Results: Finasteride (100 mg/Kg, s.c.) administration decreased the percent correct choice during the retention trial of the RAM task. This was paralleled by an increase in the number of total number of errors and reference memory errors. In the social interaction test, finasteride (100 mg/Kg, s.c.) administration decreased the time spent with the rat compared to the object, implying decreased sociability and diminished social preference evidenced by similar time spent with the novel and familiar rat. Reduced AChE activity was observed in the frontal cortex, hippocampus and septum.

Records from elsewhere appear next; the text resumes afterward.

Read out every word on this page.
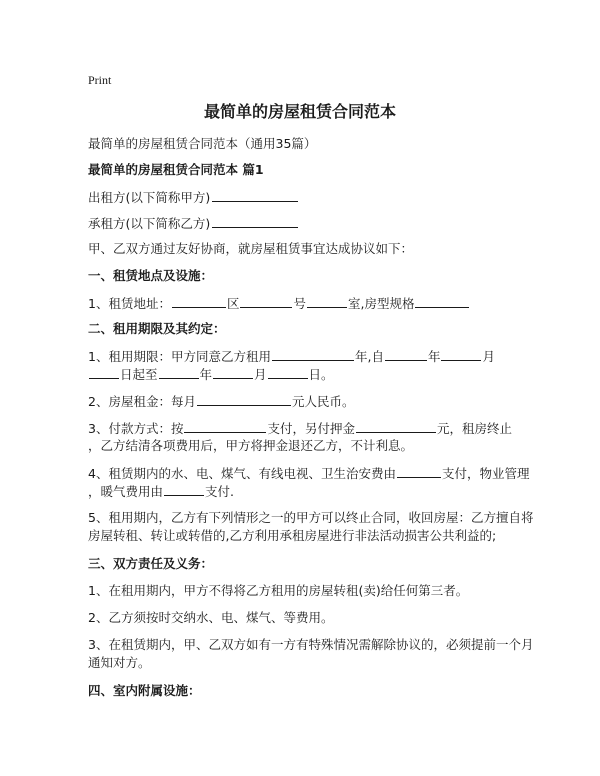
Print
最简单的房屋租赁合同范本
最简单的房屋租赁合同范本（通用35篇）
最简单的房屋租赁合同范本 篇1
出租方(以下简称甲方)
承租方(以下简称乙方)
甲、乙双方通过友好协商，就房屋租赁事宜达成协议如下：
一、租赁地点及设施：
1、租赁地址：	区	号	室,房型规格
二、租用期限及其约定：
1、租用期限：甲方同意乙方租用	年,自	年	月
日起至	年	月	日。
2、房屋租金：每月	元人民币。
3、付款方式：按	支付，另付押金	元，租房终止
，乙方结清各项费用后，甲方将押金退还乙方，不计利息。
4、租赁期内的水、电、煤气、有线电视、卫生治安费由	支付，物业管理
，暖气费用由	支付.
5、租用期内，乙方有下列情形之一的甲方可以终止合同，收回房屋：乙方擅自将
房屋转租、转让或转借的,乙方利用承租房屋进行非法活动损害公共利益的;
三、双方责任及义务：
1、在租用期内，甲方不得将乙方租用的房屋转租(卖)给任何第三者。
2、乙方须按时交纳水、电、煤气、等费用。
3、在租赁期内，甲、乙双方如有一方有特殊情况需解除协议的，必须提前一个月
通知对方。
四、室内附属设施：
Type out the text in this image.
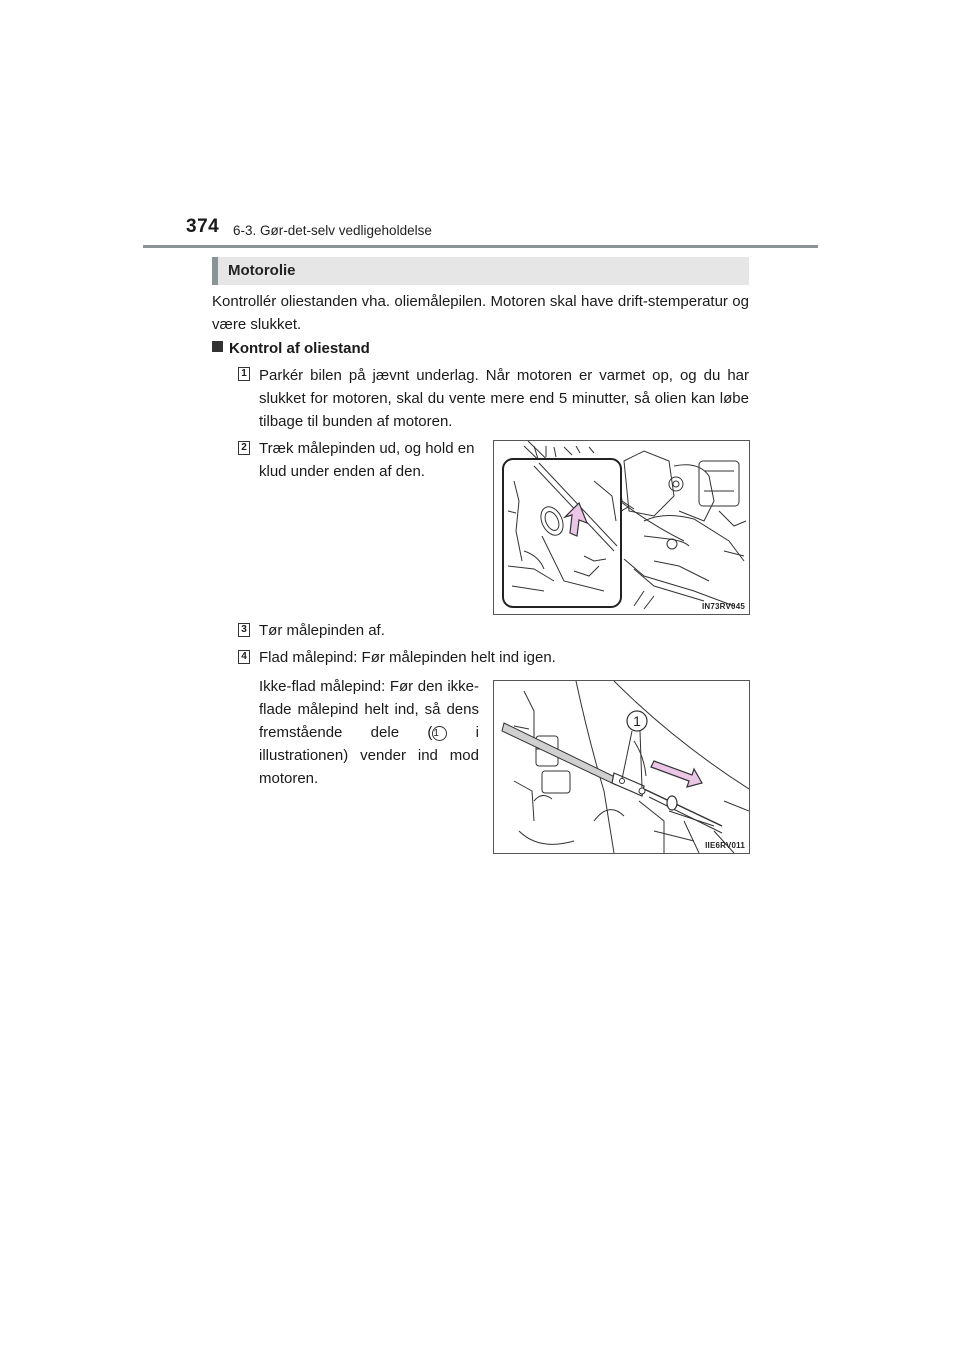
374 6-3. Gør-det-selv vedligeholdelse
Motorolie
Kontrollér oliestanden vha. oliemålepilen. Motoren skal have drift-stemperatur og være slukket.
Kontrol af oliestand
1 Parkér bilen på jævnt underlag. Når motoren er varmet op, og du har slukket for motoren, skal du vente mere end 5 minutter, så olien kan løbe tilbage til bunden af motoren.
2 Træk målepinden ud, og hold en klud under enden af den.
IN73RV045
3 Tør målepinden af.
4 Flad målepind: Før målepinden helt ind igen.
Ikke-flad målepind: Før den ikke-flade målepind helt ind, så dens fremstående dele (1 i illustrationen) vender ind mod motoren.
1
IIE6RV011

Conclusion: Our study provides evidence that repeated administration of finasteride decreases social interaction and results in cognitive deficits, potentially through a cholinergic mechanism. Further studies are required to understand the exact link between the cognitive effects and the cholinergic system. A deeper probe of the current findings holds promise for the development of novel neurosteroid-based therapeutics to treat affective and cognitive disorders.